# Positioning Of Wobble Saw On Spindle Shaft.



## pollys13 (25 Sep 2018)

From what I understand, a block should be placed as low on the spindle shaft as possible. In order to avoid excessive vibration, strain on parts of machine etc.

In the photo the spindle is raised up to its maximum height and the wobble saw fitted. The saw is then only just above the table.

The only way I can see to raise it up, to an adjustable working height is to place spacers underneath, but then one isn't meant to do that?
Uum, please clarify?
Cheers.


----------



## ColeyS1 (25 Sep 2018)

Could you possibly get a few mm skimmed off the table ? Lol. Put spacers underneath if necessary, just not best practice to have it high if you've enough adjustment to have it lower. I think you need a spindle moulding refresher course again tbh.

Sent from my SM-G900F using Tapatalk


----------



## mbartlett99 (25 Sep 2018)

Its nothing specific to spindle moulders but just a good practice for any mechanical device - place the rotating mass (a block in your case but the wheel of your car will do too) as close to the supporting bearing as you can. Run out is minimized and less strain on the bearing,

The bearing won't be instantly damaged - I'm sure its designed to handle it - but is just a bit kinder to the machine and that adds up over the years. Your wobble saw has so little mass that I wouldn't bother to think twice about it. A 300mm tenoning disc is a slightly different matter.


----------



## Jacob (25 Sep 2018)

As above
Just put it as high as you need to.
It's a balanced lightweight bit of kit to start with so it won't be a problem.
It only really matters if are doing the old fashioned thing of using un-balanced cutters on a lightish machine.
Wobble saw - use all guards and _push sticks _- you can't see the teeth when it's spinning and it will take a big bite!


----------



## custard (25 Sep 2018)

I don't use a wobble saw but I regularly use grooving blades on a spindle moulder for cutting kerfs or tenons. I wouldn't worry too much about where you place the blade. As you can see in this example it's about half way up the shaft to allow plenty of up and down adjustment.


----------



## pollys13 (25 Sep 2018)

OK lot clearer, thanks all.


----------



## Trevanion (25 Sep 2018)

Not to sound offensive but I agree with Coley in that you would benefit from a refresher course, as the spindle moulder is a very serious piece of kit and a dangerous one if you don't really know all the basics of the machine. I know people locally that have had very serious accidents with the machines who had been running them for many years professionally.

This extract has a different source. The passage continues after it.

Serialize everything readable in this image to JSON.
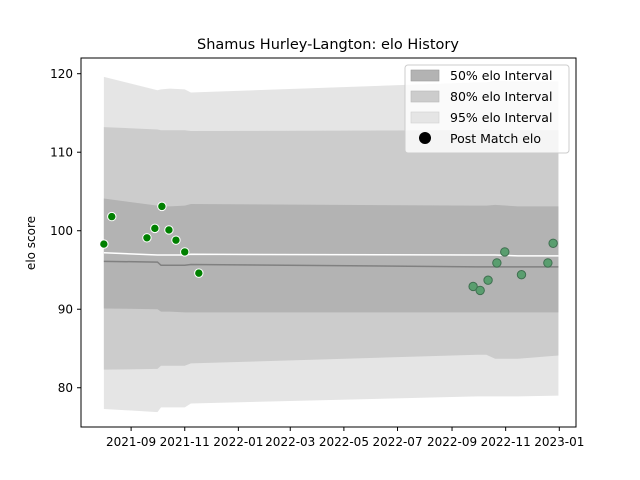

I know both Peter Sefton and Axminster offer good courses for the spindle moulder if you want hands-on education. Or at very least you could watch a couple videos on spindle moulding(There aren't many but there's some). Someone lately has put Roy Sutton's "Spindle moulders for complete beginners" on youtube and it's a very good watch even if you are quite experienced with a spindle moulder, I've used spindle moulders daily for years now and even I picked up a couple of tricks from the video.

[youtube]4n6yTHMBX54[/youtube]


----------



## pollys13 (25 Sep 2018)

Hi Trevanion and thanks for chipping in, sorry 
I went on Peter Seftons spindle moulder course and most of it is still fresh in my mind.
Roy Suttons spindle DVD and his safe machining one I have both. Also Wood Machining , " A complete guide to effective and safe working practices by Nigel Voisey, Machine Woodworking by Nick Rudkin, Huddersfield Technical College. Both of these publications have quite comprehensive sections on the spindle moulder. The Spindle Moulder Handbook the new and older edition.Though none of these resources, cover the tilting spindle etc.
I have a 1hp massive brute of a power feed, almost as big as the moulder, well not quite.
Cheers again.


----------